Among 10 new loyalist ministers Mr Erdogan named late on Wednesday was Efkan Ala, a former governor of the restive Diyarbakir province who will wield the powerful Interior portfolio and oversee Turkish domestic security.

Mr Ala replaces Muammer Guler, one of three cabinet members who resigned after their sons were detained in a graft probe that erupted on December 17. Mr Guler, who like Mr Erdogan had called the case baseless and a plot, sacked or reassigned dozens of police officers involved including the chief of the force in Istanbul.

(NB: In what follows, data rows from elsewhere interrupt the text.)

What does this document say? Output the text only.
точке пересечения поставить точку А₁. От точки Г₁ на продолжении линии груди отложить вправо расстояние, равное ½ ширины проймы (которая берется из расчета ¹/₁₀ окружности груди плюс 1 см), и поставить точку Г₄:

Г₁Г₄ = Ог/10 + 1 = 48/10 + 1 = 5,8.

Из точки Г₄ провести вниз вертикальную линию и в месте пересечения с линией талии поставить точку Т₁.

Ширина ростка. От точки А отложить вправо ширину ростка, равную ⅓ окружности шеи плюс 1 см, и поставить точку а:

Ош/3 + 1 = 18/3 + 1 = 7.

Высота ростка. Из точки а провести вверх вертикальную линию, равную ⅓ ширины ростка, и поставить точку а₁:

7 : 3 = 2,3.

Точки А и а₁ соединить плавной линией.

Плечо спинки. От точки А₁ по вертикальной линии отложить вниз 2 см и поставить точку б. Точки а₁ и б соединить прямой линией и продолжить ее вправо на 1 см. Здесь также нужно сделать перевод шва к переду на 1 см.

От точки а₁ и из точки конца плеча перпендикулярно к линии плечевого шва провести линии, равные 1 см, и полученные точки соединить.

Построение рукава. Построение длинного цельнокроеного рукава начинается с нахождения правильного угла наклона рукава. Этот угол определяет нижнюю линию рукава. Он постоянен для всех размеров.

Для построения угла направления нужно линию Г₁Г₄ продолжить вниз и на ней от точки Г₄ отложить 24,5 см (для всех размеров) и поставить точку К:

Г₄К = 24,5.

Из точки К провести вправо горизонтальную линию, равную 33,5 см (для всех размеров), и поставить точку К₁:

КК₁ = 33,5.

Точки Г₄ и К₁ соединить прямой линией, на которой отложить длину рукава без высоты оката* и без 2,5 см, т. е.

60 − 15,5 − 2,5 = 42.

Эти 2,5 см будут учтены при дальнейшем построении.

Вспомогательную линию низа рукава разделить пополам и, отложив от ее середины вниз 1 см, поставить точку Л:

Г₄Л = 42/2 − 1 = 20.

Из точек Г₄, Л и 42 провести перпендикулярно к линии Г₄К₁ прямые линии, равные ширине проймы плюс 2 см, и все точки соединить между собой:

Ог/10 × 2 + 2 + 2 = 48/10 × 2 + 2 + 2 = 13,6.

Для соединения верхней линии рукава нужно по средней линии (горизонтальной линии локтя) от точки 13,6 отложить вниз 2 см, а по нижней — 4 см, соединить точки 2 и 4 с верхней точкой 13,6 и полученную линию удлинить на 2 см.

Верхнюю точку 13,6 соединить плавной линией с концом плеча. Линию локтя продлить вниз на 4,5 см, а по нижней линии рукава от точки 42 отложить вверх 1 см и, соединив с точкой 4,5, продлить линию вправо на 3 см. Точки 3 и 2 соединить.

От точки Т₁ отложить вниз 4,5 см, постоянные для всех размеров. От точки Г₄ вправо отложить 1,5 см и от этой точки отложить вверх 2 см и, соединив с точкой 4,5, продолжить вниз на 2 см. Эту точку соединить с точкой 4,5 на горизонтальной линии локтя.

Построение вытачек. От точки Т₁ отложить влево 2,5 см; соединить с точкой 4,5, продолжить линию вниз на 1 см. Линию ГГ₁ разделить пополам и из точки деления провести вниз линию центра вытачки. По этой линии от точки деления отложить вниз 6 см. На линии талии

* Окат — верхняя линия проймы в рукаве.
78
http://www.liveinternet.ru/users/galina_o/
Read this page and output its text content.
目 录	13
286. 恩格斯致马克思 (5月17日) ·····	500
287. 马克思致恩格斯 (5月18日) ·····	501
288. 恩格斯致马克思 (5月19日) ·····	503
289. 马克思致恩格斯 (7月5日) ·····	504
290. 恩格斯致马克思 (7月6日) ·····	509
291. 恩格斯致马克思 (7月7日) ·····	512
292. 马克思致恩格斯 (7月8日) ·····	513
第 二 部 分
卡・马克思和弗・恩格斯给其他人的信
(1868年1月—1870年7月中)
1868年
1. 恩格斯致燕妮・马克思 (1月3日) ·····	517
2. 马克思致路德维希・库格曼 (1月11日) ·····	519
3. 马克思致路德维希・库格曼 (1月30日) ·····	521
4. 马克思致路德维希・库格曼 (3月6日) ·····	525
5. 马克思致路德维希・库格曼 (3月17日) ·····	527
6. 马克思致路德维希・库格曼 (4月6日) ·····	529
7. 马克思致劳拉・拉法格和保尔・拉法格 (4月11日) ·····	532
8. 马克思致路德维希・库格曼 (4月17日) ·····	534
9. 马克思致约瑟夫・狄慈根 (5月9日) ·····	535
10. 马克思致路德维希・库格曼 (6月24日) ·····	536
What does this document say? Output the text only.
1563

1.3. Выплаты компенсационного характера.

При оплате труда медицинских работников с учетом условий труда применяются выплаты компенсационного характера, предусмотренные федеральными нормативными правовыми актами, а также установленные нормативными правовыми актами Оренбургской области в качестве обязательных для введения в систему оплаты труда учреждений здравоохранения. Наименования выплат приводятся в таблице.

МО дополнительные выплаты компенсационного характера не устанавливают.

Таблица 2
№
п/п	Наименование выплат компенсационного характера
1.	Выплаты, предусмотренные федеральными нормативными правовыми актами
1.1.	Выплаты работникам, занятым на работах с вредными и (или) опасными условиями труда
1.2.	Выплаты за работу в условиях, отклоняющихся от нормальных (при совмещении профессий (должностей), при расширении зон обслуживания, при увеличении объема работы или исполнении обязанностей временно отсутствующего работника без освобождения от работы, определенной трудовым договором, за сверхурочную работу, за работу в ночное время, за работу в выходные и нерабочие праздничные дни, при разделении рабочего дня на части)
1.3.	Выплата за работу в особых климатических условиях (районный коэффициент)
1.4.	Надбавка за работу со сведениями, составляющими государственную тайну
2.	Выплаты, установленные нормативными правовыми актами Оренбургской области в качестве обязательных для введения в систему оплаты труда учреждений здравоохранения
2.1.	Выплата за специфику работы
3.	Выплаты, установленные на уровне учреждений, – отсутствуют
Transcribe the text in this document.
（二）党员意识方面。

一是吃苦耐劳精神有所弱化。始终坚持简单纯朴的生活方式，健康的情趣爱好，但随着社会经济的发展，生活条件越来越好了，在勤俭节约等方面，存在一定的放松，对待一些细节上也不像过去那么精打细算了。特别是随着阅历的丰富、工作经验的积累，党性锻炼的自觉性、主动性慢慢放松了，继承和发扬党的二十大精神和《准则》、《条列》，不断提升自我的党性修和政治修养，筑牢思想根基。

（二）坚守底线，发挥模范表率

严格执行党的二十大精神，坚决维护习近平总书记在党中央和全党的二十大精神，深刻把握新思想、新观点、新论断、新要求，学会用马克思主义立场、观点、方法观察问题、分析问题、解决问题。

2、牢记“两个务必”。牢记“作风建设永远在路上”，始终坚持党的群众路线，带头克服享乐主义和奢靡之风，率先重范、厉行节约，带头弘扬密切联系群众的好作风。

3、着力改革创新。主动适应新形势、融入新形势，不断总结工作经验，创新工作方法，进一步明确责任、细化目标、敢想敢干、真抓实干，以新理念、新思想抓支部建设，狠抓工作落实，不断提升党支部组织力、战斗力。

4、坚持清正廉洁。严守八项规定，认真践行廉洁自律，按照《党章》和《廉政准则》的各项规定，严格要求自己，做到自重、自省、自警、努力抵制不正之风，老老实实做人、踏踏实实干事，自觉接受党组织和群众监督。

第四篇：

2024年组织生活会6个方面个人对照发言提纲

“He (Erdogan) is trying to put together a cabinet that will not show any opposition to him. In this context, Efkan Ala has a key role,” Kemal Kilicdaroglu, the head of the biggest opposition party CHP, said in remarks carried by Turkish media.

“Erdogan has a deep state, (his) AK Party has a deep state and Efkan Ala is one of the elements of that deep state,” added Mr Kilicdaroglu, using a term that for Turks denotes a shadowy power structure unhindered by democratic checks and balances.

During his three terms in office, the Islamist-rooted Mr Erdogan has transformed Turkey, cutting back its once-dominant secularist military and overseeing rapid economic expansion. He weathered unprecedented anti-government protests that swept major cities in mid-2013.

But the corruption scandal has drawn an EU call for the independence of Turkey’s judiciary to be safeguarded and has rattled stocks and the lira, with the currency falling to a historical low of 2.1025 against the dollar on Monday.

The affair is a potent and personal one for Mr Erdogan.

It lays bare his rivalry with Fethullah Gulen, a US-based Turkish cleric whose Hizmet (Service) movement claims at least a million faithful including senior police officers and judges.

Another of the three cabinet members who quit on Wednesday over their sons’ detention, environment minister Erdogan Bayraktar, broke ranks by urging the premier to follow suit.

The Turkish leader, in power for 11 years and facing local elections in March and a national ballot in 2015, was unmoved. Vowing no tolerance for corruption, he said on Wednesday the graft investigation was tainted by foreign interests.

Unlike anyone else in the 20-member cabinet, Mr Ala is not a member of parliament and thus does not answer directly to a constituency.

In his previous post as undersecretary of the prime ministry, political sources told Reuters, he urged a crackdown on demonstrators who flooded the streets over the summer in protest at what they see as Mr Erdogan’s authoritarianism.

“Who would you trust other than your undersecretary, with whom you have been working closely for years?” said one government source, who characterised the new ministers as “surprise” picks conveying Mr Erdogan’s desire for fresh faces.